To return to normal (unrounded) corners, use \pgfsetcornersarced{\pgfpointorigin}.

Note that the rounding will produce strange and undesirable effects if the lines at the corners are too short. In this case the shortening may cause the lines to “suddenly extend over the other end” which is rarely desirable.

21.13 Internal Tracking of Bounding Boxes for Paths and Pictures

The path construction commands keep track of two bounding boxes: One for the current path, which is reset whenever the path is used and thereby flushed, and a bounding box for the current {pgfpicture}.

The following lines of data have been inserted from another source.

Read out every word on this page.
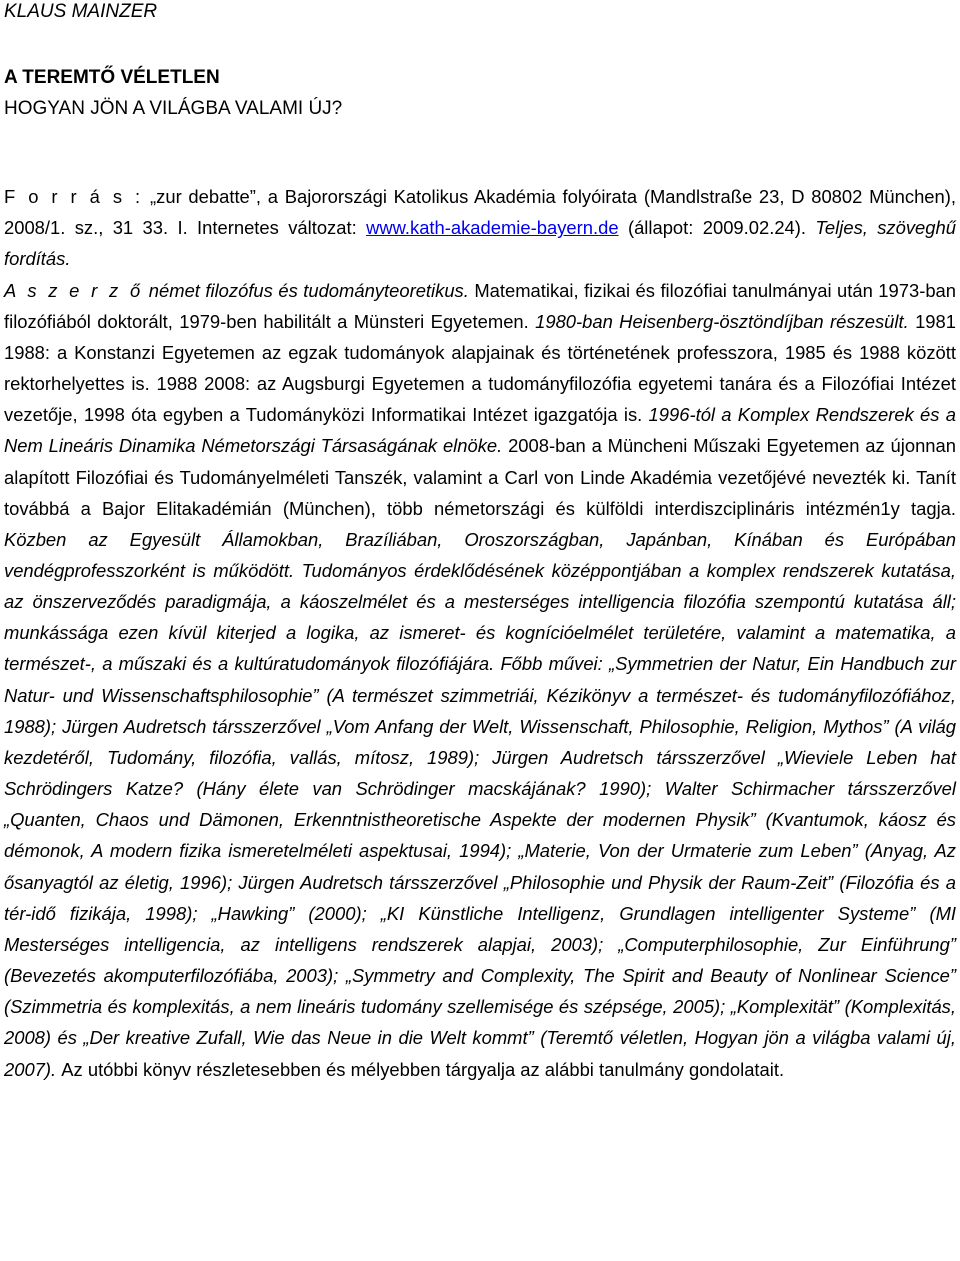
KLAUS MAINZER
A TEREMTŐ VÉLETLEN
HOGYAN JÖN A VILÁGBA VALAMI ÚJ?

F o r r á s : „zur debatte”, a Bajorországi Katolikus Akadémia folyóirata (Mandlstraße 23, D 80802 München), 2008/1. sz., 31 33. I. Internetes változat: www.kath-akademie-bayern.de (állapot: 2009.02.24). Teljes, szöveghű fordítás.

A s z e r z ő német filozófus és tudományteoretikus. Matematikai, fizikai és filozófiai tanulmányai után 1973-ban filozófiából doktorált, 1979-ben habilitált a Münsteri Egyetemen. 1980-ban Heisenberg-ösztöndíjban részesült. 1981 1988: a Konstanzi Egyetemen az egzak tudományok alapjainak és történetének professzora, 1985 és 1988 között rektorhelyettes is. 1988 2008: az Augsburgi Egyetemen a tudományfilozófia egyetemi tanára és a Filozófiai Intézet vezetője, 1998 óta egyben a Tudományközi Informatikai Intézet igazgatója is. 1996-tól a Komplex Rendszerek és a Nem Lineáris Dinamika Németországi Társaságának elnöke. 2008-ban a Müncheni Műszaki Egyetemen az újonnan alapított Filozófiai és Tudományelméleti Tanszék, valamint a Carl von Linde Akadémia vezetőjévé nevezték ki. Tanít továbbá a Bajor Elitakadémián (München), több németországi és külföldi interdiszciplináris intézmén1y tagja. Közben az Egyesült Államokban, Brazíliában, Oroszországban, Japánban, Kínában és Európában vendégprofesszorként is működött. Tudományos érdeklődésének középpontjában a komplex rendszerek kutatása, az önszerveződés paradigmája, a káoszelmélet és a mesterséges intelligencia filozófia szempontú kutatása áll; munkássága ezen kívül kiterjed a logika, az ismeret- és kognícióelmélet területére, valamint a matematika, a természet-, a műszaki és a kultúratudományok filozófiájára. Főbb művei: „Symmetrien der Natur, Ein Handbuch zur Natur- und Wissenschaftsphilosophie” (A természet szimmetriái, Kézikönyv a természet- és tudományfilozófiához, 1988); Jürgen Audretsch társszerzővel „Vom Anfang der Welt, Wissenschaft, Philosophie, Religion, Mythos” (A világ kezdetéről, Tudomány, filozófia, vallás, mítosz, 1989); Jürgen Audretsch társszerzővel „Wieviele Leben hat Schrödingers Katze? (Hány élete van Schrödinger macskájának? 1990); Walter Schirmacher társszerzővel „Quanten, Chaos und Dämonen, Erkenntnistheoretische Aspekte der modernen Physik” (Kvantumok, káosz és démonok, A modern fizika ismeretelméleti aspektusai, 1994); „Materie, Von der Urmaterie zum Leben” (Anyag, Az ősanyagtól az életig, 1996); Jürgen Audretsch társszerzővel „Philosophie und Physik der Raum-Zeit” (Filozófia és a tér-idő fizikája, 1998); „Hawking” (2000); „KI Künstliche Intelligenz, Grundlagen intelligenter Systeme” (MI Mesterséges intelligencia, az intelligens rendszerek alapjai, 2003); „Computerphilosophie, Zur Einführung” (Bevezetés akomputerfilozófiába, 2003); „Symmetry and Complexity, The Spirit and Beauty of Nonlinear Science” (Szimmetria és komplexitás, a nem lineáris tudomány szellemisége és szépsége, 2005); „Komplexität” (Komplexitás, 2008) és „Der kreative Zufall, Wie das Neue in die Welt kommt” (Teremtő véletlen, Hogyan jön a világba valami új, 2007). Az utóbbi könyv részletesebben és mélyebben tárgyalja az alábbi tanulmány gondolatait.
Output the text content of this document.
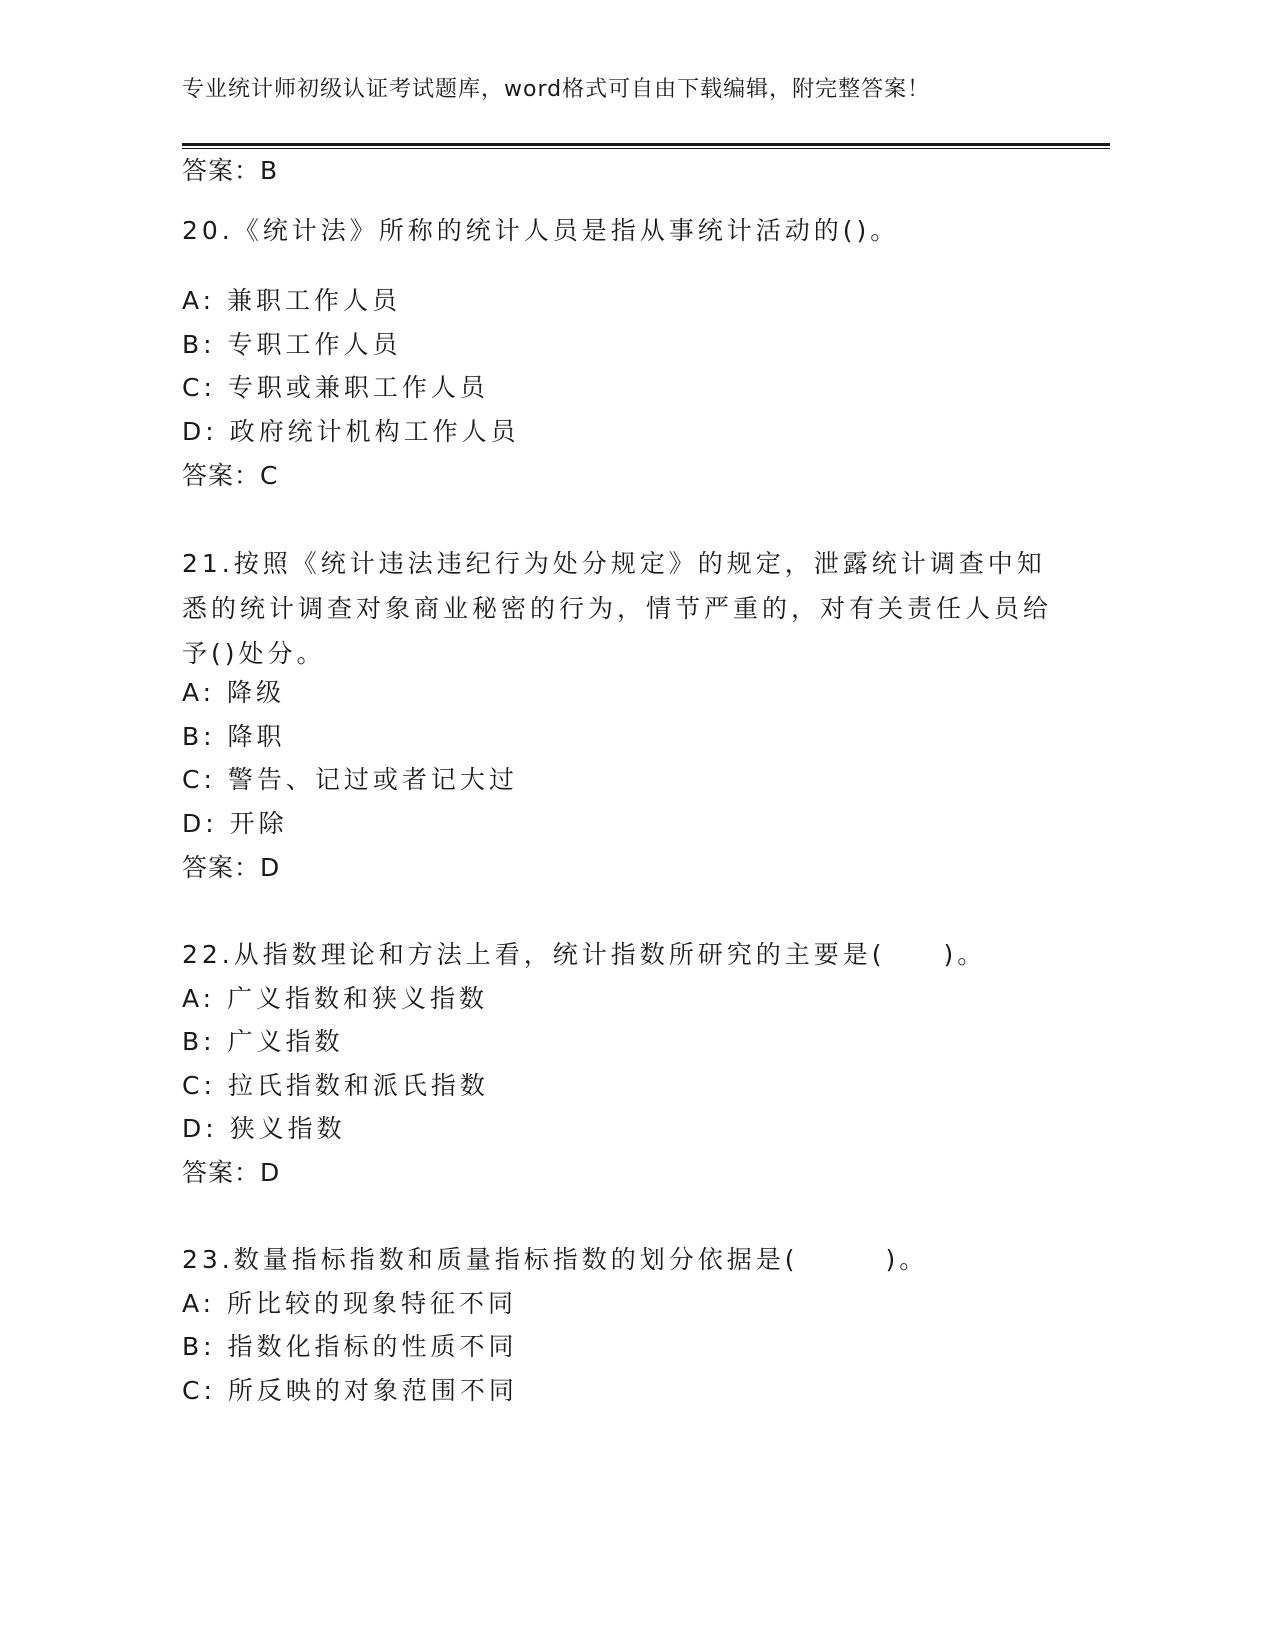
专业统计师初级认证考试题库，word格式可自由下载编辑，附完整答案！
答案：B
20.《统计法》所称的统计人员是指从事统计活动的()。
A: 兼职工作人员
B: 专职工作人员
C: 专职或兼职工作人员
D: 政府统计机构工作人员
答案：C
21.按照《统计违法违纪行为处分规定》的规定，泄露统计调查中知悉的统计调查对象商业秘密的行为，情节严重的，对有关责任人员给予()处分。
A: 降级
B: 降职
C: 警告、记过或者记大过
D: 开除
答案：D
22.从指数理论和方法上看，统计指数所研究的主要是(　　)。
A: 广义指数和狭义指数
B: 广义指数
C: 拉氏指数和派氏指数
D: 狭义指数
答案：D
23.数量指标指数和质量指标指数的划分依据是(　　　)。
A: 所比较的现象特征不同
B: 指数化指标的性质不同
C: 所反映的对象范围不同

The bounding boxes are not accessible by “normal” macros. Rather, two sets of four dimension variables are used for this, all of which contain the letter @.

\pgf@pathminx

The minimum x-coordinate “mentioned” in the current path. Initially, this is set to 16000pt.

\pgf@pathmaxx

The maximum x-coordinate “mentioned” in the current path. Initially, this is set to -16000pt.

\pgf@pathminy

The minimum y-coordinate “mentioned” in the current path. Initially, this is set to 16000pt.

\pgf@pathmaxy

The maximum y-coordinate “mentioned” in the current path. Initially, this is set to -16000pt.

\pgf@picminx

The minimum x-coordinate “mentioned” in the current picture. Initially, this is set to 16000pt.

\pgf@picmaxx

The maximum x-coordinate “mentioned” in the current picture. Initially, this is set to -16000pt.

\pgf@picminy

The minimum y-coordinate “mentioned” in the current picture. Initially, this is set to 16000pt.

\pgf@picmaxy

The maximum y-coordinate “mentioned” in the current picture. Initially, this is set to -16000pt.

Each time a path construction command is called, the above variables are (globally) updated. To facilitate this, you can use the following command:

\pgf@protocolsizes{<x-dimension>}{<y-dimension>}

Updates all of the above dimension in such a way that the point specified by the two arguments is inside both bounding boxes. For the picture’s bounding box this updating occurs only if \ifpgf@relevantforpicturesize is true, see below.

For the bounding box of the picture it is not always desirable that every path construction command affects this bounding box. For example, if you have just used a clip command, you do not want anything outside the clipping area to affect the bounding box. For this reason, there exists a special “TEX if” that (locally) decides whether updating should be applied to the picture’s bounding box. Clipping will set this if to false, as will certain other commands.

\pgf@relevantforpicturesizefalse

Suppresses updating of the picture’s bounding box.

\pgf@relevantforpicturesizetrue

Causes updating of the picture’s bounding box.